We’ve put a list together of the main metrics to look at when measuring field sales result:
The amount of time that is spent selling in the field
You want to measure how much time your field sales team are actually spending on selling. This allows you to know any issues that may be tampering with sales performance. Look at what they struggle to do. For example, it could take them a very long time to access product information, or directions to their next suburb. Remember, the more time saved on these elements, the more time there is to actually sell.
Lead response times
You want to be able to look at the speed of response and know that your field sales reps are working as efficiently as they should, especially with the software and platforms they have access to. Technology is used to speed up the lead response time, and it should be done so on a daily basis. Customers expect quick response given the online technologies that we have at hand, so ensure this is being rolled out effectively by your field sales team.
Usage of marketing collateral
Most salespeople do not make full use of the company’s marketing collateral when selling, and this often shows an inefficiency. As a result, sales performance is not at its best. If your business has the budget to, it would be worth it to implement sales content management software, which increases marketing and sales performance. This should be implemented and analysed to optimise performance in the upcoming quarters.
Rate of opportunities won
Keep track of your opportunity win rate in order to analyse how well your field sales reps are at being close to closing a deal. The ability to close forms a massive part of sales performance and here is where you get to understand how certain field sales reps are good at networking but fail to close the deal, constantly.
Average size of a deal
Closing deals are imperative, but the next step is to analyse what size these deals are.
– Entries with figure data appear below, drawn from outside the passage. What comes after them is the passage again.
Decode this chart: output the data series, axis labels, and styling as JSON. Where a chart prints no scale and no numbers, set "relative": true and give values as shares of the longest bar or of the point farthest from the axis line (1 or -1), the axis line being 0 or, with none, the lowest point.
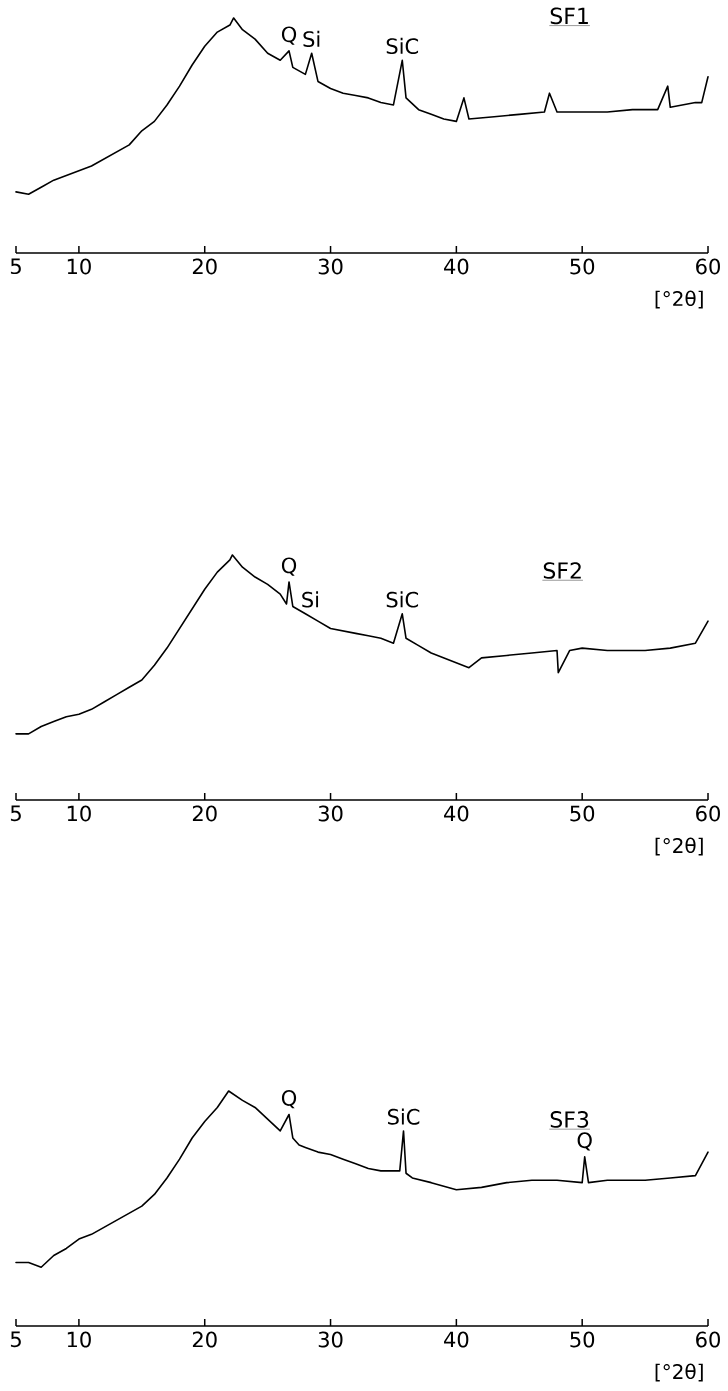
{
  "chart_data": [
    {
      "type": "line",
      "relative": true,
      "title": "SF1",
      "xlabel": "[°2θ]",
      "color": "#000000",
      "xlim": [
        5,
        60
      ],
      "xticks": [
        5,
        10,
        20,
        30,
        40,
        50,
        60
      ],
      "x": [
        5,
        6,
        7,
        8,
        9,
        10,
        11,
        12,
        13,
        14,
        15,
        16,
        17,
        18,
        19,
        20,
        21,
        22,
        22.3,
        23,
        24,
        25,
        26,
        26.7,
        27,
        28,
        28.5,
        29,
        30,
        31,
        32,
        33,
        34,
        35,
        35.7,
        36,
        37,
        38,
        39,
        40,
        40.6,
        41,
        43,
        45,
        47,
        47.4,
        48,
        50,
        52,
        54,
        56,
        56.8,
        57,
        59,
        59.5,
        60
      ],
      "values": [
        0.26,
        0.25,
        0.28,
        0.31,
        0.33,
        0.35,
        0.37,
        0.4,
        0.43,
        0.46,
        0.52,
        0.56,
        0.63,
        0.71,
        0.8,
        0.88,
        0.94,
        0.97,
        1.0,
        0.95,
        0.91,
        0.85,
        0.82,
        0.86,
        0.79,
        0.76,
        0.85,
        0.73,
        0.7,
        0.68,
        0.67,
        0.66,
        0.64,
        0.63,
        0.82,
        0.66,
        0.61,
        0.59,
        0.57,
        0.56,
        0.66,
        0.57,
        0.58,
        0.59,
        0.6,
        0.68,
        0.6,
        0.6,
        0.6,
        0.61,
        0.61,
        0.71,
        0.62,
        0.64,
        0.64,
        0.75
      ],
      "annotations": [
        {
          "text": "Q",
          "x": 26.7,
          "y": 0.86
        },
        {
          "text": "Si",
          "x": 28.5,
          "y": 0.85
        },
        {
          "text": "SiC",
          "x": 35.7,
          "y": 0.82
        }
      ]
    },
    {
      "type": "line",
      "relative": true,
      "title": "SF2",
      "xlabel": "[°2θ]",
      "color": "#000000",
      "xlim": [
        5,
        60
      ],
      "xticks": [
        5,
        10,
        20,
        30,
        40,
        50,
        60
      ],
      "x": [
        5,
        6,
        7,
        8,
        9,
        10,
        11,
        12,
        13,
        14,
        15,
        16,
        17,
        18,
        19,
        20,
        21,
        22,
        22.2,
        23,
        24,
        25,
        26,
        26.5,
        26.7,
        27,
        28,
        29,
        30,
        31,
        32,
        33,
        34,
        35,
        35.7,
        36,
        37,
        38,
        39,
        40,
        41,
        42,
        44,
        46,
        48,
        48.1,
        49,
        50,
        52,
        55,
        57,
        59,
        60
      ],
      "values": [
        0.27,
        0.27,
        0.3,
        0.32,
        0.34,
        0.35,
        0.37,
        0.4,
        0.43,
        0.46,
        0.49,
        0.55,
        0.62,
        0.7,
        0.78,
        0.86,
        0.93,
        0.98,
        1.0,
        0.95,
        0.91,
        0.88,
        0.84,
        0.8,
        0.89,
        0.79,
        0.76,
        0.73,
        0.7,
        0.69,
        0.68,
        0.67,
        0.66,
        0.64,
        0.76,
        0.66,
        0.63,
        0.6,
        0.58,
        0.56,
        0.54,
        0.58,
        0.59,
        0.6,
        0.61,
        0.52,
        0.61,
        0.62,
        0.61,
        0.61,
        0.62,
        0.64,
        0.73
      ],
      "annotations": [
        {
          "text": "Q",
          "x": 26.7,
          "y": 0.89
        },
        {
          "text": "Si",
          "x": 28.4,
          "y": 0.76
        },
        {
          "text": "SiC",
          "x": 35.7,
          "y": 0.76
        }
      ]
    },
    {
      "type": "line",
      "relative": true,
      "title": "SF3",
      "xlabel": "[°2θ]",
      "color": "#000000",
      "xlim": [
        5,
        60
      ],
      "xticks": [
        5,
        10,
        20,
        30,
        40,
        50,
        60
      ],
      "x": [
        5,
        6,
        7,
        8,
        9,
        10,
        11,
        12,
        13,
        14,
        15,
        16,
        17,
        18,
        19,
        20,
        21,
        21.9,
        23,
        24,
        25,
        26,
        26.7,
        27,
        27.5,
        28,
        29,
        30,
        31,
        32,
        33,
        34,
        35.5,
        35.8,
        36,
        36.5,
        38,
        40,
        42,
        44,
        46,
        48,
        50,
        50.2,
        50.5,
        52,
        55,
        57,
        59,
        60
      ],
      "values": [
        0.27,
        0.27,
        0.25,
        0.3,
        0.33,
        0.37,
        0.39,
        0.42,
        0.45,
        0.48,
        0.51,
        0.56,
        0.63,
        0.71,
        0.8,
        0.87,
        0.93,
        1.0,
        0.96,
        0.93,
        0.88,
        0.83,
        0.9,
        0.8,
        0.77,
        0.76,
        0.74,
        0.73,
        0.71,
        0.69,
        0.67,
        0.66,
        0.66,
        0.83,
        0.65,
        0.63,
        0.61,
        0.58,
        0.59,
        0.61,
        0.62,
        0.62,
        0.61,
        0.72,
        0.61,
        0.62,
        0.62,
        0.63,
        0.64,
        0.74
      ],
      "annotations": [
        {
          "text": "Q",
          "x": 26.7,
          "y": 0.9
        },
        {
          "text": "SiC",
          "x": 35.8,
          "y": 0.83
        },
        {
          "text": "Q",
          "x": 50.2,
          "y": 0.72
        }
      ]
    }
  ]
}
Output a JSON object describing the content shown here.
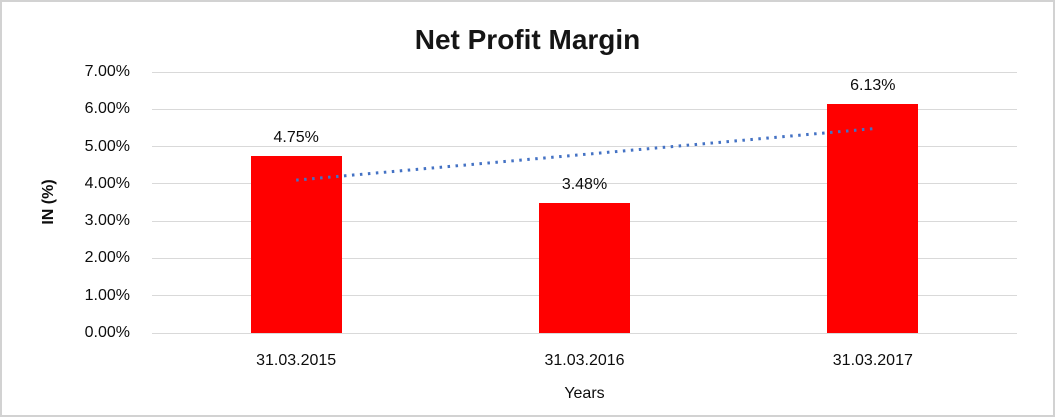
{
  "chart_data": {
    "type": "bar",
    "title": "Net Profit Margin",
    "categories": [
      "31.03.2015",
      "31.03.2016",
      "31.03.2017"
    ],
    "values": [
      4.75,
      3.48,
      6.13
    ],
    "data_labels": [
      "4.75%",
      "3.48%",
      "6.13%"
    ],
    "xlabel": "Years",
    "ylabel": "IN (%)",
    "ylim": [
      0,
      7
    ],
    "yticks": [
      "0.00%",
      "1.00%",
      "2.00%",
      "3.00%",
      "4.00%",
      "5.00%",
      "6.00%",
      "7.00%"
    ],
    "grid": true,
    "legend": "none",
    "bar_color": "#ff0000",
    "gridline_color": "#d9d9d9",
    "trendline": {
      "type": "linear",
      "style": "dotted",
      "color": "#4472c4",
      "start_value": 4.1,
      "end_value": 5.48
    }
  }
}
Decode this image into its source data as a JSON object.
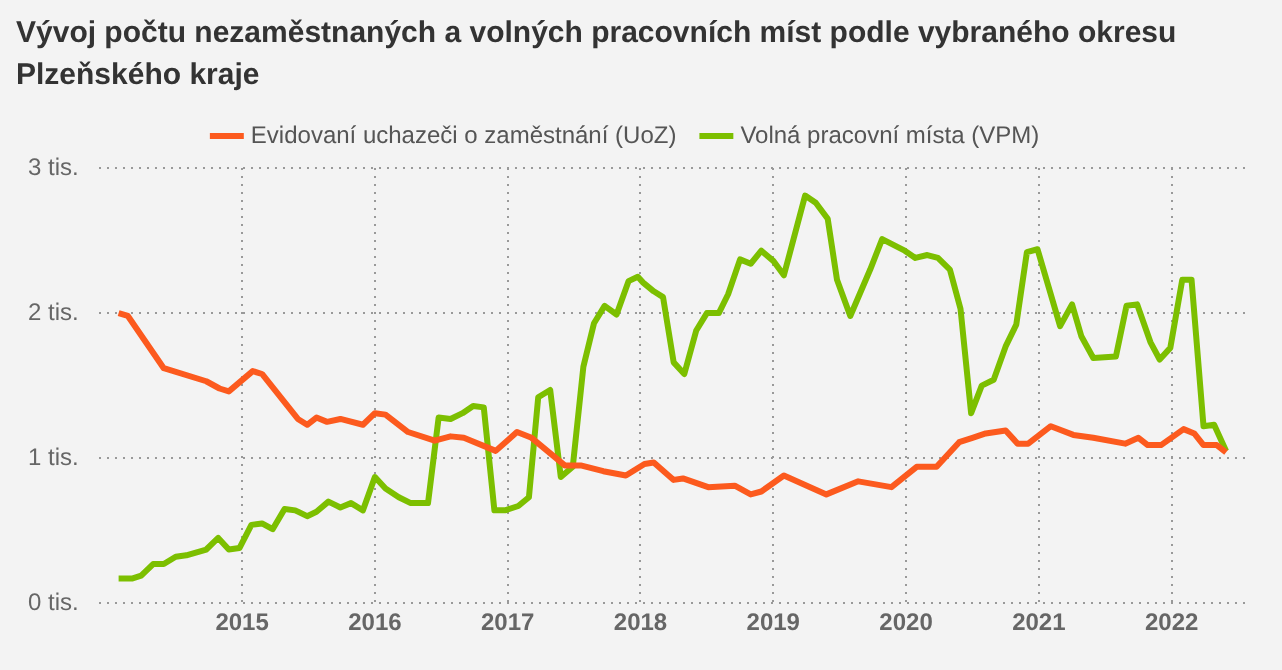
{
  "chart_data": {
    "type": "line",
    "title": "Vývoj počtu nezaměstnaných a volných pracovních míst podle vybraného okresu Plzeňského kraje",
    "xlim": [
      2013.92,
      2022.56
    ],
    "xticks": [
      2015,
      2016,
      2017,
      2018,
      2019,
      2020,
      2021,
      2022
    ],
    "ylim": [
      0,
      3
    ],
    "yticks": [
      {
        "value": 0,
        "label": "0 tis."
      },
      {
        "value": 1,
        "label": "1 tis."
      },
      {
        "value": 2,
        "label": "2 tis."
      },
      {
        "value": 3,
        "label": "3 tis."
      }
    ],
    "grid": true,
    "legend": "top",
    "marker": "none",
    "line_style": "solid",
    "series": [
      {
        "name": "Evidovaní uchazeči o zaměstnání (UoZ)",
        "color": "#fc5a1e",
        "x": [
          2014.07,
          2014.14,
          2014.41,
          2014.73,
          2014.83,
          2014.9,
          2015.08,
          2015.15,
          2015.42,
          2015.49,
          2015.56,
          2015.64,
          2015.74,
          2015.91,
          2016.0,
          2016.08,
          2016.25,
          2016.45,
          2016.57,
          2016.67,
          2016.91,
          2017.07,
          2017.18,
          2017.43,
          2017.55,
          2017.72,
          2017.89,
          2018.03,
          2018.1,
          2018.25,
          2018.32,
          2018.51,
          2018.71,
          2018.83,
          2018.91,
          2019.08,
          2019.4,
          2019.64,
          2019.89,
          2020.08,
          2020.23,
          2020.4,
          2020.5,
          2020.6,
          2020.75,
          2020.84,
          2020.92,
          2021.09,
          2021.26,
          2021.41,
          2021.65,
          2021.75,
          2021.82,
          2021.92,
          2022.09,
          2022.17,
          2022.24,
          2022.34,
          2022.41
        ],
        "values": [
          2.0,
          1.98,
          1.62,
          1.53,
          1.48,
          1.46,
          1.6,
          1.58,
          1.27,
          1.23,
          1.28,
          1.25,
          1.27,
          1.23,
          1.31,
          1.3,
          1.18,
          1.12,
          1.15,
          1.14,
          1.05,
          1.18,
          1.14,
          0.95,
          0.95,
          0.91,
          0.88,
          0.96,
          0.97,
          0.85,
          0.86,
          0.8,
          0.81,
          0.75,
          0.77,
          0.88,
          0.75,
          0.84,
          0.8,
          0.94,
          0.94,
          1.11,
          1.14,
          1.17,
          1.19,
          1.1,
          1.1,
          1.22,
          1.16,
          1.14,
          1.1,
          1.14,
          1.09,
          1.09,
          1.2,
          1.17,
          1.09,
          1.09,
          1.04
        ]
      },
      {
        "name": "Volná pracovní místa (VPM)",
        "color": "#7cbf00",
        "x": [
          2014.07,
          2014.17,
          2014.24,
          2014.33,
          2014.41,
          2014.5,
          2014.58,
          2014.73,
          2014.82,
          2014.9,
          2014.98,
          2015.07,
          2015.15,
          2015.23,
          2015.32,
          2015.4,
          2015.49,
          2015.56,
          2015.65,
          2015.74,
          2015.82,
          2015.91,
          2016.0,
          2016.08,
          2016.18,
          2016.27,
          2016.4,
          2016.48,
          2016.57,
          2016.66,
          2016.74,
          2016.82,
          2016.9,
          2016.98,
          2017.08,
          2017.16,
          2017.23,
          2017.32,
          2017.4,
          2017.49,
          2017.57,
          2017.65,
          2017.73,
          2017.82,
          2017.91,
          2017.98,
          2018.02,
          2018.1,
          2018.17,
          2018.25,
          2018.33,
          2018.42,
          2018.5,
          2018.59,
          2018.66,
          2018.75,
          2018.83,
          2018.91,
          2019.0,
          2019.08,
          2019.24,
          2019.32,
          2019.41,
          2019.48,
          2019.58,
          2019.73,
          2019.82,
          2019.99,
          2020.07,
          2020.16,
          2020.24,
          2020.33,
          2020.41,
          2020.49,
          2020.57,
          2020.66,
          2020.75,
          2020.83,
          2020.91,
          2020.99,
          2021.08,
          2021.16,
          2021.25,
          2021.32,
          2021.41,
          2021.58,
          2021.66,
          2021.74,
          2021.84,
          2021.91,
          2021.99,
          2022.08,
          2022.15,
          2022.24,
          2022.32,
          2022.41
        ],
        "values": [
          0.17,
          0.17,
          0.19,
          0.27,
          0.27,
          0.32,
          0.33,
          0.37,
          0.45,
          0.37,
          0.38,
          0.54,
          0.55,
          0.51,
          0.65,
          0.64,
          0.6,
          0.63,
          0.7,
          0.66,
          0.69,
          0.64,
          0.87,
          0.79,
          0.73,
          0.69,
          0.69,
          1.28,
          1.27,
          1.31,
          1.36,
          1.35,
          0.64,
          0.64,
          0.67,
          0.73,
          1.42,
          1.47,
          0.87,
          0.94,
          1.63,
          1.93,
          2.05,
          1.99,
          2.22,
          2.25,
          2.21,
          2.15,
          2.11,
          1.66,
          1.58,
          1.88,
          2.0,
          2.0,
          2.13,
          2.37,
          2.34,
          2.43,
          2.36,
          2.26,
          2.81,
          2.76,
          2.65,
          2.23,
          1.98,
          2.3,
          2.51,
          2.43,
          2.38,
          2.4,
          2.38,
          2.3,
          2.03,
          1.31,
          1.5,
          1.54,
          1.77,
          1.92,
          2.42,
          2.44,
          2.16,
          1.91,
          2.06,
          1.84,
          1.69,
          1.7,
          2.05,
          2.06,
          1.8,
          1.68,
          1.76,
          2.23,
          2.23,
          1.22,
          1.23,
          1.05
        ]
      }
    ]
  }
}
Here you may see trends of certain field sales reps that can close larger deals and some that prefer to close many smaller deals. This metric can quickly flag deals that shouldn’t be open as they are not popular amongst your target audience.
Sales cycle metrics
You want to also take a look at how long your field sales reps take to close a deal, and how long that deal takes to pass through each and every stage in the sales pipeline. This will allow you to flag deals that are less likely to close in a quick and efficient manner. You will also be able to identify any bottlenecks and how to streamline them if you analyse this type of data on an ongoing basis. This will allow your field sales team to have direction on how they should be investing their time.
Sales volume that is determined by channel, territory or location
When analysing sales data, it is best to look at it from a top view as well as a granular view. This will allow you to create actions on the back of knowing client acquisitions per location and channel, which is a quicker way of optimising your sales performance. Be sure to look at customer pain points and try to rectify them as best as possible.
Action metrics that are very specifically defined
You need to be able to look at actual actionable metrics in order for you to check your sales performance accurately, along with all the above metrics. Action metrics include a direct comparison to your goals and KPIs which will help you understand where the sales figures are sitting at. Such action-based goals are usually based on a target number of actions over a specific period of time. Some include elements like the number of first contact calls made, the number of outreach emails sent and the number of follow-up emails sent.
Your field sales reps may have the sales numbers to justify their work, but as a sales manager or business owner, it is imperative to understand how satisfied they are in their job. Why? Well, happier field sales reps will generally be more productive and will in turn, close more deals and build more client relationships for your business and brand.